Lewis-Moore v Cloverleaf Tower Hous. Dev. Fund Corp.
2006 NY Slip Op 01383 [26 AD3d 292]
February 28, 2006
Appellate Division, First Department
Published by New York State Law Reporting Bureau pursuant to Judiciary Law § 431.
As corrected through Wednesday, April 19, 2006


Elena Lewis-Moore, Plaintiff,
v
Cloverleaf Tower Housing Development Fund Corporation, Appellant, and CAP Restoration Corp., Respondent.

[*1]

Order, Supreme Court, Bronx County (Douglas E. McKeon, J.), entered November 7, 2005, which denied the motion of defendant Cloverleaf Tower Housing Development Fund for summary judgment on its cross claim against defendant CAP Restoration for common-law indemnification, unanimously affirmed, without costs.

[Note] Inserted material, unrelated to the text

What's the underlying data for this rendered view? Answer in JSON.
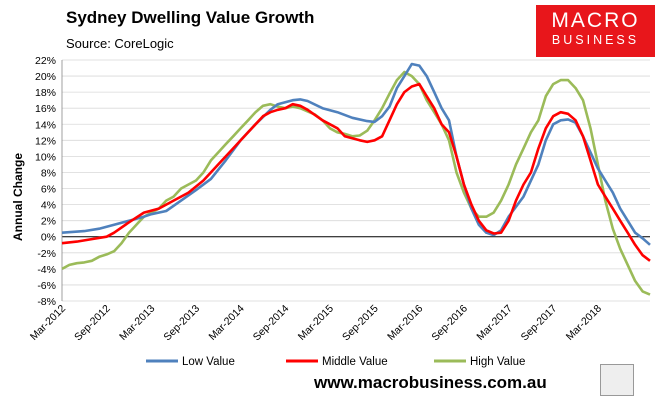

A party seeking indemnification must prove not only that it was free of negligence, but also that the proposed indemnitor negligently contributed to the cause of the accident for which the indemnitee is liable to the injured party by virtue of some obligation imposed by law, such as the nondelegable duty to keep its premises in a reasonably safe condition (see 17 Vista Fee Assoc. v Teachers Ins. & Annuity Assn. of Am., 259 AD2d 75 [1999]). Although Cloverleaf delegated to its contractor the task of repairing the building's walkway and steps, Cloverleaf's own managing agent inspected the work and identified the step as a tripping hazard. Cloverleaf thus had actual notice of the allegedly faulty condition of the steps, but took no action to warn pedestrians of the hazard, or to otherwise [*2]remedy the alleged defect, for which it was obligated pursuant to its nondelegable duty to maintain the premises in a safe condition (see DiVietro v Gould Palisades Corp., 4 AD3d 324 [2004]). Concur—Saxe, J.P., Marlow, Gonzalez, Catterson and McGuire, JJ.